多様な働き方

マネジメントの拠り所~リモートワーク下における活力ある職場づくり第7回~

職場マネジメントテレワーク

2023年09月14日 転載元:リクルートマネジメントソリューションズ

マネジメントの拠り所~リモートワーク下における活力ある職場づくり第7回~

この連載では、これまでもリモートワーク下における活力ある職場づくりと題して、その考え方とさまざまな実践原則をお話ししてきました。 あらためて見つめてみると、どの原則もこの時代になって新たにつくられたものというよりは、以前からあった原則が実践されるうちに、時代の変化に合わせてブラッシュアップされてきている“だけ”ということに気づいたのではないでしょうか? しかし、いざ実践しようとすると、マネジャーである皆様、全社のマネジメント力向上を企画する人事部門の皆様に対し、さらなる負担を強いるものです。なかには“そこまでやる必要がある?”とお感じの方もいらっしゃることでしょう。
では、実践する人と、しない人の差はどこにあるのでしょうか? それが、最終回である今回のテーマです。


正解がない時代に求められるもの

この連載では、“リモートワーク下”という変化の時代に合わせたさまざまな原則をご紹介してきました。しかし、いくら原則を知ったところで、実践されなければ意味はありません。

参考までにあるお話を紹介します。前回の、定点観測を行い、職場を活性化させたマネジャーのエピソードの続きです。あのエピソードを聞いた際、「どうして、この忙しいなかでそこまでやろうとしたんですか?」と尋ねたところ、マネジャーはこんなことを言ってくれました。

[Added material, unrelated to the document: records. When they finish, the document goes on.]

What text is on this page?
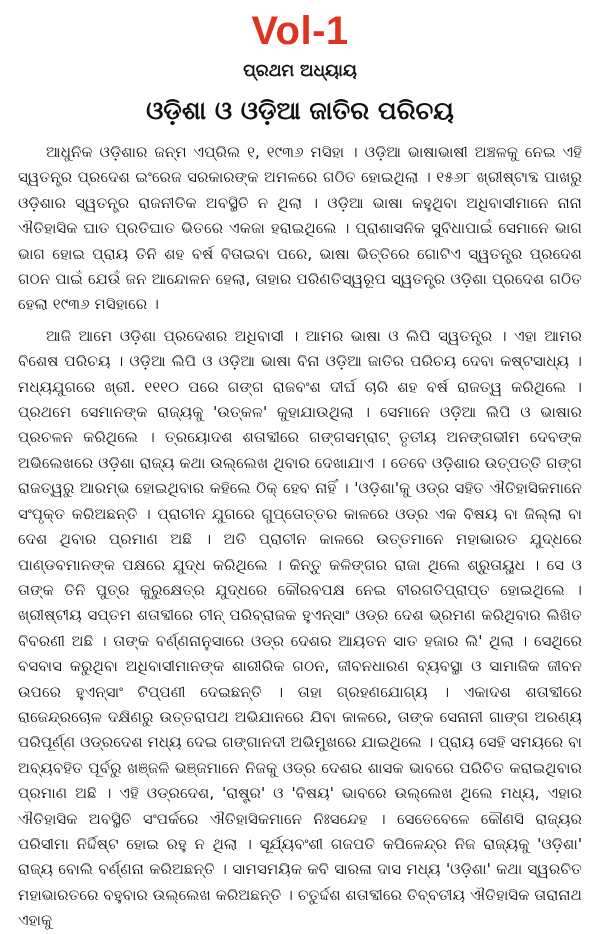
Vol-1
ପ୍ରଥମ ଅଧ୍ୟାୟ
ଓଡ଼ିଶା ଓ ଓଡ଼ିଆ ଜାତିର ପରିଚୟ

ଆଧୁନିକ ଓଡ଼ିଶାର ଜନ୍ମ ଏପ୍ରିଲ ୧, ୧୯୩୬ ମସିହା । ଓଡ଼ିଆ ଭାଷାଭାଷୀ ଅଞ୍ଚଳକୁ ନେଇ ଏହି ସ୍ୱତନ୍ତ୍ର ପ୍ରଦେଶ ଇଂରେଜ ସରକାରଙ୍କ ଅମଳରେ ଗଠିତ ହୋଇଥିଲା । ୧୫୬୮ ଖ୍ରୀଷ୍ଟାବ୍ଦ ପାଖରୁ ଓଡ଼ିଶାର ସ୍ୱତନ୍ତ୍ର ରାଜନୀତିକ ଅବସ୍ଥିତି ନ ଥିଲା । ଓଡ଼ିଆ ଭାଷା କହୁଥିବା ଅଧିବାସୀମାନେ ନାନା ଐତିହାସିକ ଘାତ ପ୍ରତିଘାତ ଭିତରେ ଏକଜା ହରାଇଥିଲେ । ପ୍ରାଶାସନିକ ସୁବିଧାପାଇଁ ସେମାନେ ଭାଗ ଭାଗ ହୋଇ ପ୍ରାୟ ତିନି ଶହ ବର୍ଷ ବିତାଇବା ପରେ, ଭାଷା ଭିତ୍ତିରେ ଗୋଟିଏ ସ୍ୱତନ୍ତ୍ର ପ୍ରଦେଶ ଗଠନ ପାଇଁ ଯେଉଁ ଜନ ଆନ୍ଦୋଳନ ହେଲା, ତାହାର ପରିଣତିସ୍ୱରୂପ ସ୍ୱତନ୍ତ୍ର ଓଡ଼ିଶା ପ୍ରଦେଶ ଗଠିତ ହେଲା ୧୯୩୬ ମସିହାରେ ।

ଆଜି ଆମେ ଓଡ଼ିଶା ପ୍ରଦେଶର ଅଧିବାସୀ । ଆମର ଭାଷା ଓ ଲିପି ସ୍ୱତନ୍ତ୍ର । ଏହା ଆମର ବିଶେଷ ପରିଚୟ । ଓଡ଼ିଆ ଲିପି ଓ ଓଡ଼ିଆ ଭାଷା ବିନା ଓଡ଼ିଆ ଜାତିର ପରିଚୟ ଦେବା କଷ୍ଟସାଧ୍ୟ । ମଧ୍ୟଯୁଗରେ ଖ୍ରୀ. ୧୧୧୦ ପରେ ଗଙ୍ଗ ରାଜବଂଶ ଦୀର୍ଘ ଚାରି ଶହ ବର୍ଷ ରାଜତ୍ୱ କରିଥିଲେ । ପ୍ରଥମେ ସେମାନଙ୍କ ରାଜ୍ୟକୁ 'ଉତ୍କଳ' କୁହାଯାଉଥିଲା । ସେମାନେ ଓଡ଼ିଆ ଲିପି ଓ ଭାଷାର ପ୍ରଚଳନ କରିଥିଲେ । ତ୍ରୟୋଦଶ ଶତାବ୍ଦୀରେ ଗଙ୍ଗସମ୍ରାଟ୍ ତୃତୀୟ ଅନଙ୍ଗଭୀମ ଦେବଙ୍କ ଅଭିଲେଖରେ ଓଡ଼ିଶା ରାଜ୍ୟ କଥା ଉଲ୍ଲେଖ ଥିବାର ଦେଖାଯାଏ । ତେବେ ଓଡ଼ିଶାର ଉତ୍ପତ୍ତି ଗଙ୍ଗ ରାଜତ୍ୱରୁ ଆରମ୍ଭ ହୋଇଥିବାର କହିଲେ ଠିକ୍ ହେବ ନାହିଁ । 'ଓଡ଼ିଶା'କୁ ଓଡ୍ର ସହିତ ଐତିହାସିକମାନେ ସଂପୃକ୍ତ କରିଅଛନ୍ତି । ପ୍ରାଚୀନ ଯୁଗରେ ଗୁପ୍ତୋତ୍ତର କାଳରେ ଓଡ୍ର ଏକ ବିଷୟ ବା ଜିଲ୍ଲା ବା ଦେଶ ଥିବାର ପ୍ରମାଣ ଅଛି । ଅତି ପ୍ରାଚୀନ କାଳରେ ଉତ୍ତମାନେ ମହାଭାରତ ଯୁଦ୍ଧରେ ପାଣ୍ଡବମାନଙ୍କ ପକ୍ଷରେ ଯୁଦ୍ଧ କରିଥିଲେ । କିନ୍ତୁ କଳିଙ୍ଗର ରାଜା ଥିଲେ ଶ୍ରୁତାୟୁଧ । ସେ ଓ ତାଙ୍କ ତିନି ପୁତ୍ର କୁରୁକ୍ଷେତ୍ର ଯୁଦ୍ଧରେ କୌରବପକ୍ଷ ନେଇ ବୀରଗତିପ୍ରାପ୍ତ ହୋଇଥିଲେ । ଖ୍ରୀଷ୍ଟୀୟ ସପ୍ତମ ଶତାବ୍ଦୀରେ ଚୀନ୍ ପରିବ୍ରାଜକ ହୁଏନ୍‌ସାଂ ଓଡ୍ର ଦେଶ ଭ୍ରମଣ କରିଥିବାର ଲିଖିତ ବିବରଣୀ ଅଛି । ତାଙ୍କ ବର୍ଣ୍ଣନାନୁସାରେ ଓଡ୍ର ଦେଶର ଆୟତନ ସାତ ହଜାର ଲି' ଥିଲା । ସେଥିରେ ବସବାସ କରୁଥିବା ଅଧିବାସୀମାନଙ୍କ ଶାରୀରିକ ଗଠନ, ଜୀବନଧାରଣ ବ୍ୟବସ୍ଥା ଓ ସାମାଜିକ ଜୀବନ ଉପରେ ହୁଏନ୍‌ସାଂ ଟିପ୍ପଣୀ ଦେଇଛନ୍ତି । ତାହା ଗ୍ରହଣଯୋଗ୍ୟ । ଏକାଦଶ ଶତାବ୍ଦୀରେ ରାଜେନ୍ଦ୍ରଚୋଳ ଦକ୍ଷିଣରୁ ଉତ୍ତରାପଥ ଅଭିଯାନରେ ଯିବା କାଳରେ, ତାଙ୍କ ସେନାନୀ ଗାଙ୍ଗ ଅରଣ୍ୟ ପରିପୂର୍ଣ୍ଣ ଓଡ୍ରଦେଶ ମଧ୍ୟ ଦେଇ ଗଙ୍ଗାନଦୀ ଅଭିମୁଖରେ ଯାଇଥିଲେ । ପ୍ରାୟ ସେହି ସମୟରେ ବା ଅବ୍ୟବହିତ ପୂର୍ବରୁ ଖଞ୍ଜଳି ଭଞ୍ଜମାନେ ନିଜକୁ ଓଡ୍ର ଦେଶର ଶାସକ ଭାବରେ ପରିଚିତ କରାଇଥିବାର ପ୍ରମାଣ ଅଛି । ଏହି ଓଡ୍ରଦେଶ, 'ରାଷ୍ଟ୍ର' ଓ 'ବିଷୟ' ଭାବରେ ଉଲ୍ଲେଖ ଥିଲେ ମଧ୍ୟ, ଏହାର ଐତିହାସିକ ଅବସ୍ଥିତି ସଂପର୍କରେ ଐତିହାସିକମାନେ ନିଃସନ୍ଦେହ । ସେତେବେଳେ କୌଣସି ରାଜ୍ୟର ପରିସୀମା ନିର୍ଦ୍ଦିଷ୍ଟ ହୋଇ ରହୁ ନ ଥିଲା । ସୂର୍ଯ୍ୟବଂଶୀ ଗଜପତି କପିଳେନ୍ଦ୍ର ନିଜ ରାଜ୍ୟକୁ 'ଓଡ଼ିଶା' ରାଜ୍ୟ ବୋଲି ବର୍ଣ୍ଣନା କରିଅଛନ୍ତି । ସାମସମୟିକ କବି ସାରଳା ଦାସ ମଧ୍ୟ 'ଓଡ଼ିଶା' କଥା ସ୍ୱରଚିତ ମହାଭାରତରେ ବହୁବାର ଉଲ୍ଲେଖ କରିଅଛନ୍ତି । ଚତୁର୍ଦ୍ଦଶ ଶତାବ୍ଦୀରେ ତିବ୍ବତୀୟ ଐତିହାସିକ ତାରାନାଥ ଏହାକୁ
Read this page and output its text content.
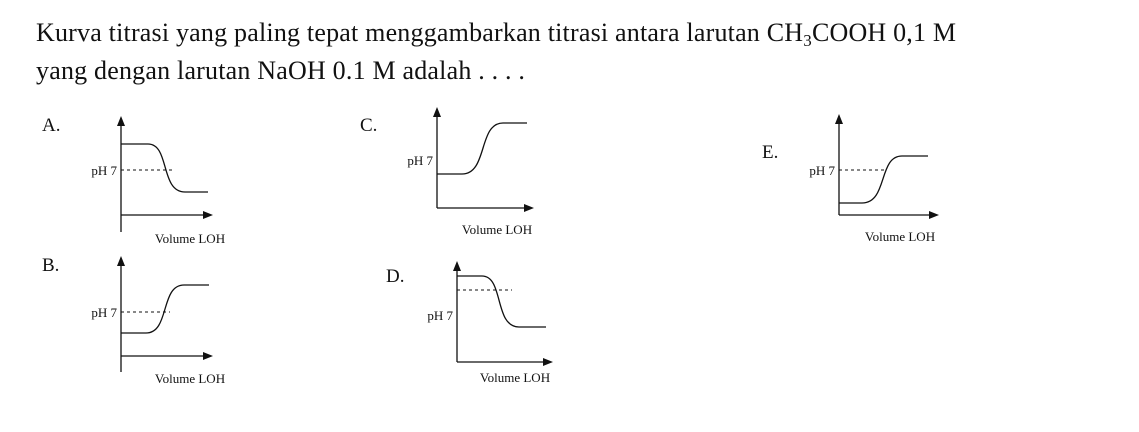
Kurva titrasi yang paling tepat menggambarkan titrasi antara larutan $CH_3COOH$ 0,1 M
yang dengan larutan NaOH 0.1 M adalah . . . .
A.
pH 7
Volume LOH
B.
pH 7
Volume LOH
C.
pH 7
Volume LOH
D.
pH 7
Volume LOH
E.
pH 7
Volume LOH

「実は私も同僚に聞いて真似し始めたのですが、別の同僚からは“よくそこまでやるね。そこまでやらないといけないの? 会社や組織の方針をメンバーがやらないんだったら、ちゃんと目標を伝えて、メンバーの目標に落としこんで、できる仕組み・方法を考えることがマネジャーの役割だと思うよ” って、言われたんですよね。最初は私もそう感じていたので、そう言われたときに、なんでこんなに必死になって取り組んでいるのか、考えてみました。すると、1つ思い出したことがあったんです。

それは、自分が入社したときに配属された職場のことでした。新人時代、営業に配属されて右も左も分からないまま好き勝手やっては失敗ばかりしていたのですが、その都度上司がうまく軌道修正してくれて、そのうえ“お前がやりたいことをやればいいんだ”と言ってくれました。

お恥ずかしい話、当時は“上司なんだから当たり前だろ!”としか感じていなかったのですが(笑)、今にして思うと相当上司は関係者に手を回してくれていたり、辛抱してくれていたりしたのだと思うんです。自分はあのようなマネジャーになりたかったし、あのように一人ひとりが思い切って働ける職場をつくりたいと思っていたんです。だから、自分も辛抱できたのだと思います」

過去の体験・経験によって、このマネジャーのなかに喚起されたものは一体何でしょうか? それは自分がマネジャーとして何を実現したかったのか、マネジメントをしていくうえで大切にしたかったもの。いわば、マネジメントをしていくうえでの「価値-目的」です。それらがこのマネジャーの実践に向けた背中を押し、苦しいときの拠り所になったのでしょう。